Touch imprint cytology was routinely performed on every SLN that was harvested. SLNs were cut along the long axis at a 2.0- to 3.0-mm interval intraoperatively, and each cut surface was touched, at least three times, onto a clean glass slide and stained with hematoxylin and eosin. Staining of serially-sectioned slices was performed in 100-μm intervals on every node. Slides were sent for cytopathological examination immediately after preparation. Moreover, additional slices were formalin-fixed and paraffin-embedded for further evaluation. According to pathological results, ALNs were classified as macro-metastasis (>2.0 mm), micro-metastasis (0.2-2.0 mm) and isolated tumor cells (ITC, <0.2 mm) according to the tumor-node-metastasis staging system.

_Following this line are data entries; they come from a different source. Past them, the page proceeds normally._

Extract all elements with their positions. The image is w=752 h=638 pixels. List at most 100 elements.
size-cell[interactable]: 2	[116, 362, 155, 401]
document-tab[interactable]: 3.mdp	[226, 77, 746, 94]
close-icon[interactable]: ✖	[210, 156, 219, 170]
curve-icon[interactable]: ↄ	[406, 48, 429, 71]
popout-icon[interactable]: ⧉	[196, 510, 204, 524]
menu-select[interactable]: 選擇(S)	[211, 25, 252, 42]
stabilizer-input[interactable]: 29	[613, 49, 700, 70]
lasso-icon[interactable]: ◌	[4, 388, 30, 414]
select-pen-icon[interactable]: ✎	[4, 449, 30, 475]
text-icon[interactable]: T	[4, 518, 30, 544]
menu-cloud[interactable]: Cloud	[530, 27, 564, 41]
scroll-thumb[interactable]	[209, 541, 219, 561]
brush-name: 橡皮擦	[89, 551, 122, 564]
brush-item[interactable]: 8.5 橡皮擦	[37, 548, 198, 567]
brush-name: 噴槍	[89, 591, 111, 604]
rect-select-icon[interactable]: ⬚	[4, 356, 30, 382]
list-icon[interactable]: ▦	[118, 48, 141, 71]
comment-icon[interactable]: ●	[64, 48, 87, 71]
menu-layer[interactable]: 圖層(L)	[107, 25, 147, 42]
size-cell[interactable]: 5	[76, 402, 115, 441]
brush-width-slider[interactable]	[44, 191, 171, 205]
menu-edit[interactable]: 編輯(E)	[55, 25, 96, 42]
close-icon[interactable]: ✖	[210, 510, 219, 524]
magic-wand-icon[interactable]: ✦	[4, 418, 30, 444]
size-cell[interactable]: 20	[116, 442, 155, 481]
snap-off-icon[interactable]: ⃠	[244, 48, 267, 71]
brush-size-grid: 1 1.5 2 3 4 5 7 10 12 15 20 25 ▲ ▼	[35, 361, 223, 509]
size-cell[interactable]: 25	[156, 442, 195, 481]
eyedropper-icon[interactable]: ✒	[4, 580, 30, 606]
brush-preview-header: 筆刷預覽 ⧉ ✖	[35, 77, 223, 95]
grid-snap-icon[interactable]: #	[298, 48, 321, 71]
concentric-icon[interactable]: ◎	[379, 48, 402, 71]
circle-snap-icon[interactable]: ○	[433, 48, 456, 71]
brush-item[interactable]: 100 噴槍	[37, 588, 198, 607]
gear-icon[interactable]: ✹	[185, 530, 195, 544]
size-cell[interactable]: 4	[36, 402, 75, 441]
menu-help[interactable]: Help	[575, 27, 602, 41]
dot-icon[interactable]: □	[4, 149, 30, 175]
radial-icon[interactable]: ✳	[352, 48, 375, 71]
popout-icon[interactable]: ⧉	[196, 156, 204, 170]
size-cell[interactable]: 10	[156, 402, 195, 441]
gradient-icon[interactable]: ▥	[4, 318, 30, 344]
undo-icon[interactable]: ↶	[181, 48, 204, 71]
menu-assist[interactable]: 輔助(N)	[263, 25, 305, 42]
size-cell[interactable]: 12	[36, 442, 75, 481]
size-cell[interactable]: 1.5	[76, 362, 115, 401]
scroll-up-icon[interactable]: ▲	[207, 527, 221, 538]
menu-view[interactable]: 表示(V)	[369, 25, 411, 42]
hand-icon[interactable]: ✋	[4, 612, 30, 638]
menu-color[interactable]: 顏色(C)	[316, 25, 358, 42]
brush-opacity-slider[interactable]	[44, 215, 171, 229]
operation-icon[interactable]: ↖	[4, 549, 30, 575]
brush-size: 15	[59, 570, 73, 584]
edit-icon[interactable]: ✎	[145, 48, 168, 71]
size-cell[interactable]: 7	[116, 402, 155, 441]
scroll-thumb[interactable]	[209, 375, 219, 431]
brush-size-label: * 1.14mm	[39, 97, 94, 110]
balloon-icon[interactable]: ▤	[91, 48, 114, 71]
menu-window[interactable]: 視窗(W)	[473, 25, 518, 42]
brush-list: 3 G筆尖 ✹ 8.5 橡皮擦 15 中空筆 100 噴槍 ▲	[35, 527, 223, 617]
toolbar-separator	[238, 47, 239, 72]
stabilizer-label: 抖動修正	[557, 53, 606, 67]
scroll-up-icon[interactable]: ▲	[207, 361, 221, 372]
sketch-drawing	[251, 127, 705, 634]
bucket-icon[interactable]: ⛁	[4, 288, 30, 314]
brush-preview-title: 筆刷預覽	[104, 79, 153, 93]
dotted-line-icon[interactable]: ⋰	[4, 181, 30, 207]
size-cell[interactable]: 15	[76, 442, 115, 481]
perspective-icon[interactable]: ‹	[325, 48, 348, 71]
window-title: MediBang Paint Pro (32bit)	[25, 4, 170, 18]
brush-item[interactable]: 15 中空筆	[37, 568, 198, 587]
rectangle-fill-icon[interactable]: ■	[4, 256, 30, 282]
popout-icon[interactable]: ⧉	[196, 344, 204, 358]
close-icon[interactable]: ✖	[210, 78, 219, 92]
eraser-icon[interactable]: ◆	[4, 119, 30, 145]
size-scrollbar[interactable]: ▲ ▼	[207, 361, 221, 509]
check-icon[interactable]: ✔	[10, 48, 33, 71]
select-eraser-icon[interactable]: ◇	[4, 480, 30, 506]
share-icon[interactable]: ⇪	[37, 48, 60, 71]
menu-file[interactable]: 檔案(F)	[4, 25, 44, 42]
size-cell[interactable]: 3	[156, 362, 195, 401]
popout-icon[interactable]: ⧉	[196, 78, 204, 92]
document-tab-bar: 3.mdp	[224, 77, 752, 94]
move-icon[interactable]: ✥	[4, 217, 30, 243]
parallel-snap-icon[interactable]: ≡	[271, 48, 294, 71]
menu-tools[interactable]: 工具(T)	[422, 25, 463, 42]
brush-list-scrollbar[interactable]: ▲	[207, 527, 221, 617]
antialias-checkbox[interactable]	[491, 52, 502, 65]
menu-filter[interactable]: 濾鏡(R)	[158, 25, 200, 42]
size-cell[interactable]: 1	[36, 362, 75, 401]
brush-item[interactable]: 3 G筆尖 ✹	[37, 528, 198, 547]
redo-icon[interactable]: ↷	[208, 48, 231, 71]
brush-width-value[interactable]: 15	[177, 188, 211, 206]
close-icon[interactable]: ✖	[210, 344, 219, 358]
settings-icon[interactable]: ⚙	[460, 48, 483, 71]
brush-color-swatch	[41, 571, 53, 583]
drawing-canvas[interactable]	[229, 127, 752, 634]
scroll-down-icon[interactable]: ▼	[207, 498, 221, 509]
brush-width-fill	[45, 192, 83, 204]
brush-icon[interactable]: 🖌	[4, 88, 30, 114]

It should be noted that both ITC and micro-metastases (<2 mm) were considered negative in the final statistical analysis.
Statistical Analysis
Data were presented as range with means and standard deviation. Receiver operating characteristic (ROC) curves and area under the ROC curves (AUCs) were employed to evaluate the predictive value of 18F-FDG LymphPET, by determining the optimum cutoff for the three recorded parameters. Logistic regression analysis was used to determine independent factors predictive of ALN metastases. Multiple linear regression analysis was used to confirm whether maxLUV correlated with different clinical factors. For categorical variables, differences were calculated using the Chi-squared test or Fisher’s exact test where applicable. Statistical analysis was performed using the SPSS 20.0 software (IBM Inc., Chicago, IL, USA), and two-sided p values were reported with an alpha of 0.05 (p<0.05).